Ci sono molte altre liste di atti selvaggi che potrebbero essere raccontati: il resoconto è davvero sconvolgente! Questi fatti rivelano che la Chiesa Ortodossa Serba è davvero una Chiesa martire[4]. La sua storia recente dimostra un coraggio e una dedizione alla Croce e alla Risurrezione del nostro Signore e Salvatore Gesù Cristo, che concede alla Chiesa serba un posto retto e onorevole non solo nella storia cristiana ma, cosa più importante, agli occhi dello stesso onnipotente Iddio. In così tanti – letteralmente un milione e mezzo di vittime innocenti – hanno mantenuto il principio di “deporre le proprie vite” per la causa di Cristo e della sua Santa Chiesa. Il loro sacrificio gli uni per gli altri è un’eterna testimonianza e un ricordo, che dovrebbe e deve ispirare tutti i cristiani ortodossi fino alla Secondo Avvento del nostro Signore Gesù Cristo.
Antifone Liturgiche che commemorano i Santi Neomartiri
Tropario – Tono pl. IV (Tono VIII)
Per la vostra fede in Dio e nella sua giustizia * avete sofferto la passione nella carne; * eppure avete salvato le vostre anime, * come i vostri avi cantano nel cielo che esulta, * accogliendovi alle porte del Paradiso con canti: * “entrate nel Paradiso, figli dell’immortalità!” * Perciò noi sulla terra, vostra posterità, esclamiamo all’unisono: * santi neomartiri, intercedete per noi.
Kontakion – Tono pl. IV (Tono VIII)
Sia lodato Iddio nei prati e nei campi, * sulle verdi vette dei monti e nelle valli sottostanti, * nei fiumi impetuosi e nelle caverne oscure, * poiché ogni luogo è stato asperso del sangue santo e innocente di molti martiri serbi: * degni ministri, soldati coraggiosi, ragazzi e bambini e caste vergini; * Dio sia lodato e tutti mantengano il silenzio, * poiché il Signore di tutti regna sul mondo.
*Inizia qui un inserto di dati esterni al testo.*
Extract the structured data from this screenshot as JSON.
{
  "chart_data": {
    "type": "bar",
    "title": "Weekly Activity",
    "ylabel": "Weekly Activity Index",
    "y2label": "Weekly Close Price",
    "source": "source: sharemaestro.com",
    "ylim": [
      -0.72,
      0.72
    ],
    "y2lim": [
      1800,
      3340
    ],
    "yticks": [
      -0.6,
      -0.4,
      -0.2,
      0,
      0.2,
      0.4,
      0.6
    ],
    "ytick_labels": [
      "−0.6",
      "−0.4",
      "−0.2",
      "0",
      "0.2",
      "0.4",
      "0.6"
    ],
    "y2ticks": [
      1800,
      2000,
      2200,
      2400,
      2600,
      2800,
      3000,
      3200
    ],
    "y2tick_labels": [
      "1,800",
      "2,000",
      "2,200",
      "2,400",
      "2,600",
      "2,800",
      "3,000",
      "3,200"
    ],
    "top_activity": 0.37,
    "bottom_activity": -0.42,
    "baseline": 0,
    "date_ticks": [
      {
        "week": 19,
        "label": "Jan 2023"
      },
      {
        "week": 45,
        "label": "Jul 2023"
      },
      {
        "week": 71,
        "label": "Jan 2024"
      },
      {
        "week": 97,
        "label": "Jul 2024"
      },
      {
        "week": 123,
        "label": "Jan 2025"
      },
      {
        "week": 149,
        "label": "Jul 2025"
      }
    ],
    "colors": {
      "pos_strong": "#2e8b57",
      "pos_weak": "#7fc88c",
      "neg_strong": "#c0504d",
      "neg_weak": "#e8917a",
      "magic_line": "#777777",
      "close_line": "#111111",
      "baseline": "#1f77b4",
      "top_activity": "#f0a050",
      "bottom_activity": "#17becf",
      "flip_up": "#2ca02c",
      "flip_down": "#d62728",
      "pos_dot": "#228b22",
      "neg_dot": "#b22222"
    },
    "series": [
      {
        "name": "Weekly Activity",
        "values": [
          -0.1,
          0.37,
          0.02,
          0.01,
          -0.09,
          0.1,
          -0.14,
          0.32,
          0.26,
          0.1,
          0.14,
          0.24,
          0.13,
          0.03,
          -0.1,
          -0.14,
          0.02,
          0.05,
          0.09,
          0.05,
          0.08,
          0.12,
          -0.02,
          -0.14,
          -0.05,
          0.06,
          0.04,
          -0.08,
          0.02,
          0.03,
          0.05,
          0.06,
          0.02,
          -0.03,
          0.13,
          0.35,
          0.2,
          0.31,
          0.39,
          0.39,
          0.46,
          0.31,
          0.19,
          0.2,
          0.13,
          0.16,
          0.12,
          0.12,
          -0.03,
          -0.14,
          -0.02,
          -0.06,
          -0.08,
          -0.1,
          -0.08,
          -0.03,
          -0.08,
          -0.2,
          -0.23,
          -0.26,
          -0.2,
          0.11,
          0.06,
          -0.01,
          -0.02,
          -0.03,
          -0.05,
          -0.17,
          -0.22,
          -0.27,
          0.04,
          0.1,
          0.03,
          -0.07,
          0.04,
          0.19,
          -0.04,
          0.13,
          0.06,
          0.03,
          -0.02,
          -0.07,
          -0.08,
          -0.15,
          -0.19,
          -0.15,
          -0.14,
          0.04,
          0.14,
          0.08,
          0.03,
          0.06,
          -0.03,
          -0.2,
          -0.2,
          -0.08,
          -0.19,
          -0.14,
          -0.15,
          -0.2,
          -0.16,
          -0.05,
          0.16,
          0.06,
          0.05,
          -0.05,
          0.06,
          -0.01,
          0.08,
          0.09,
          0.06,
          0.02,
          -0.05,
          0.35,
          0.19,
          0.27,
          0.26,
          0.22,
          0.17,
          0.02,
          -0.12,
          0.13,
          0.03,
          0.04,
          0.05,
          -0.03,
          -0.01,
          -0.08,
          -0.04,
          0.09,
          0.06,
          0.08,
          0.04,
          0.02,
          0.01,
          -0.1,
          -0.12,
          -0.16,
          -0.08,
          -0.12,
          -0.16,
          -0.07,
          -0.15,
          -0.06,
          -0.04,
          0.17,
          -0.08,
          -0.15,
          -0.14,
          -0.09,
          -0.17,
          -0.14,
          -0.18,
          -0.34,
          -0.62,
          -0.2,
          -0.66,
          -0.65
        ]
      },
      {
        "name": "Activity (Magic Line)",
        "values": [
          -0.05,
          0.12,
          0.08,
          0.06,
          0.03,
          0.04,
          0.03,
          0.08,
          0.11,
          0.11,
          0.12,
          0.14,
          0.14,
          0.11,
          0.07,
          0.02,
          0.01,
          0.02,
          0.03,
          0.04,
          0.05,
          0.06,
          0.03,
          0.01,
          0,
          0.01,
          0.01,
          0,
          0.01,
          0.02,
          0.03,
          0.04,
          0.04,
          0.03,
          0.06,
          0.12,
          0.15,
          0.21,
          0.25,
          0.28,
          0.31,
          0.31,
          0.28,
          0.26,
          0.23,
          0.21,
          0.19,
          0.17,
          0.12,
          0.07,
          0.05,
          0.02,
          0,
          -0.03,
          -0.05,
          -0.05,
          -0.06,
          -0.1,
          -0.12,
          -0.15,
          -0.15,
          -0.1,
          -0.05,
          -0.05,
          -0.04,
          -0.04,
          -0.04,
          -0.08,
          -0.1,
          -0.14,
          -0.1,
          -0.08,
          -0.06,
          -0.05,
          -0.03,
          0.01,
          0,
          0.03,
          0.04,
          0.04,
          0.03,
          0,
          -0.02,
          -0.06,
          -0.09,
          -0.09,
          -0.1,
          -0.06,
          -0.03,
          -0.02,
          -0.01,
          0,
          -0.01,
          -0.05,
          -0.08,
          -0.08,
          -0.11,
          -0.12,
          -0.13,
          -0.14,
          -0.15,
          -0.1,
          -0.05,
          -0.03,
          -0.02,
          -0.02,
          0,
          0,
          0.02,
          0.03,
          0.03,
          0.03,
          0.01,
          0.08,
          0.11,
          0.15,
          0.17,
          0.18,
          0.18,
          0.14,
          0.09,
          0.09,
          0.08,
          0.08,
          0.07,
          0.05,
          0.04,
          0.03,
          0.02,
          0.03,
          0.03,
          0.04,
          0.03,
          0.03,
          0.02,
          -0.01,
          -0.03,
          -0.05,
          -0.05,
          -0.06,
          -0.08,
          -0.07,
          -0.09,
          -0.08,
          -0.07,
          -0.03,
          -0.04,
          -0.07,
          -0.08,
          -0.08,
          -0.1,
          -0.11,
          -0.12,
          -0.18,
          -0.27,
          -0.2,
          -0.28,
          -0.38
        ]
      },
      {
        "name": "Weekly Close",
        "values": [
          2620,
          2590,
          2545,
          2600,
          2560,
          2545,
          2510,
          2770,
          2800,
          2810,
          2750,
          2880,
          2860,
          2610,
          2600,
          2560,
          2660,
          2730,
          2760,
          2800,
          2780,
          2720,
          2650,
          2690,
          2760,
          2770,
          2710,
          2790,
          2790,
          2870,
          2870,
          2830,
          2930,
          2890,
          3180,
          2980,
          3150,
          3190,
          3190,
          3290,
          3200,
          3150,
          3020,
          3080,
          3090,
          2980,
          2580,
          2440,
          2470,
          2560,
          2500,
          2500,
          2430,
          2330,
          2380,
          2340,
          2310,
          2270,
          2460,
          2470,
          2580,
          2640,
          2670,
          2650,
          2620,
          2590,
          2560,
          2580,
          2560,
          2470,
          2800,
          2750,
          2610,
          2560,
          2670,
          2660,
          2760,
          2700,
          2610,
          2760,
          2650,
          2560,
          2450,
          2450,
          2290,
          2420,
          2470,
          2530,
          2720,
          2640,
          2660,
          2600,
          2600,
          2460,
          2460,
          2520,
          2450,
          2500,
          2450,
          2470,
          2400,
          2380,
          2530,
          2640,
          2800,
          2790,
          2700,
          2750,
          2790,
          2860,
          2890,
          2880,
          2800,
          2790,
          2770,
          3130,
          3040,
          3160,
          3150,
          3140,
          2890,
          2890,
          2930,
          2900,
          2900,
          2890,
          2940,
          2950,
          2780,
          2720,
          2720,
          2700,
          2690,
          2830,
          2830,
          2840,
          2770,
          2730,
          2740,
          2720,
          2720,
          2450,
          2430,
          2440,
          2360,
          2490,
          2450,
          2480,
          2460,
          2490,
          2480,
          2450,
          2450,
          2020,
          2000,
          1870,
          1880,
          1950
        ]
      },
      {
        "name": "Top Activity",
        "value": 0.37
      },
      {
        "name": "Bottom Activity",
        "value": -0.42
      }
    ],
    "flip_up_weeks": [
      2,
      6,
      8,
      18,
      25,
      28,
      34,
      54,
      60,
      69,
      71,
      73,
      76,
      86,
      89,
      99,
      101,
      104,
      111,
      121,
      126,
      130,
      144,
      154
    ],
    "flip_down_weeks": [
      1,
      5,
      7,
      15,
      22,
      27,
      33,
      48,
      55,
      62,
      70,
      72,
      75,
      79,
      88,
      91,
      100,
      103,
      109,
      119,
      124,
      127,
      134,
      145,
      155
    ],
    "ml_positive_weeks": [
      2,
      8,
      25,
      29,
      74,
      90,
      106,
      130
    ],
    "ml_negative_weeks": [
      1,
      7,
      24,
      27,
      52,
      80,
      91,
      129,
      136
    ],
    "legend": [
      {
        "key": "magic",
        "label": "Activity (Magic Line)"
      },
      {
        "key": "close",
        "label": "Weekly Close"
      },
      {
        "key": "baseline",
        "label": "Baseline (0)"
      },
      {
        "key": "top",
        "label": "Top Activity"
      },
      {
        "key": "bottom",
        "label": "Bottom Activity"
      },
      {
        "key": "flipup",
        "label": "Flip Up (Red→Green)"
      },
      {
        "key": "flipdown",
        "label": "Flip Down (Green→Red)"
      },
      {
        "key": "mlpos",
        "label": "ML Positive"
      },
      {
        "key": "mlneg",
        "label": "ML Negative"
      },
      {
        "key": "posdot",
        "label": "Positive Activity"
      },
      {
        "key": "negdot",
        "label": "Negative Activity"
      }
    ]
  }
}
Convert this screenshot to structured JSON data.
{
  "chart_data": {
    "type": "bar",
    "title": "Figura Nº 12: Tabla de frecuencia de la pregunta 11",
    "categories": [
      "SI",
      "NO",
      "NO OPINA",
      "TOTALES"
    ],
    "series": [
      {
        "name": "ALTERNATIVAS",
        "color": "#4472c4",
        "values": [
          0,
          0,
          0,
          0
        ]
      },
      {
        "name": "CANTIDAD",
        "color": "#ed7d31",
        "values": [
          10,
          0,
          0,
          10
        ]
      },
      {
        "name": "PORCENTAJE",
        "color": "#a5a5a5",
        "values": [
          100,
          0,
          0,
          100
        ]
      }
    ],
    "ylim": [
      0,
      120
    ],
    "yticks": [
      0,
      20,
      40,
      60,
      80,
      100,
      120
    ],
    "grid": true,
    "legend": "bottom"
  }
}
Il Tropario e il Kontakion sono stati composti da San Nicola (Velimirovic)
Pubblicato originariamente in: http://digilander.libero.it/ortodossia/Martiri.htm
[1] Dal secondo volume del Paterikon Serbo, di Padre Daniel Rogic, in corso di pubblicazione.
* N.B. Tradizione Cristiana: “Macedonia”: molti usano questo termine per intendere la parte slava della Macedonia del nord. Tuttavia, quanti aderiscono alla correttezza storica del termine preferiscono chiamarla F.Y.R.O.M.: Former Iugoslav Republic of Macedonia, cioè Ex Repubblica Iugoslava di Macedonia.
[2] Il concordato era un tentativo del governo eccessivamente conciliatorio di firmare un accordo con il Vaticano che avrebbe dato alla Chiesa romana una posizione privilegiata in Yugoslavia. Fu alla fine vanificato nel 1937, in gran parte grazie all’eroica testimonianza del Patriarca Barnaba, che morì nel momento culminante della controversia, e nell’opinione di molti fu avvelenato.
[3] Forze armate croate, formate dai nazisti di Hitler per punire i serbi per avergli resistito. Per la maggior parte di fede cattolica romana, ma anche musulmani, commisero atrocità tanto orribili contro i serbi ortodossi che perfino i nazisti ne rimasero disgustati.
[4] Nel 1998 il Sinodo dei Vescovi della Chiesa Ortodossa Serba ha glorificato diversi dei nuovi martiri qui menzionati.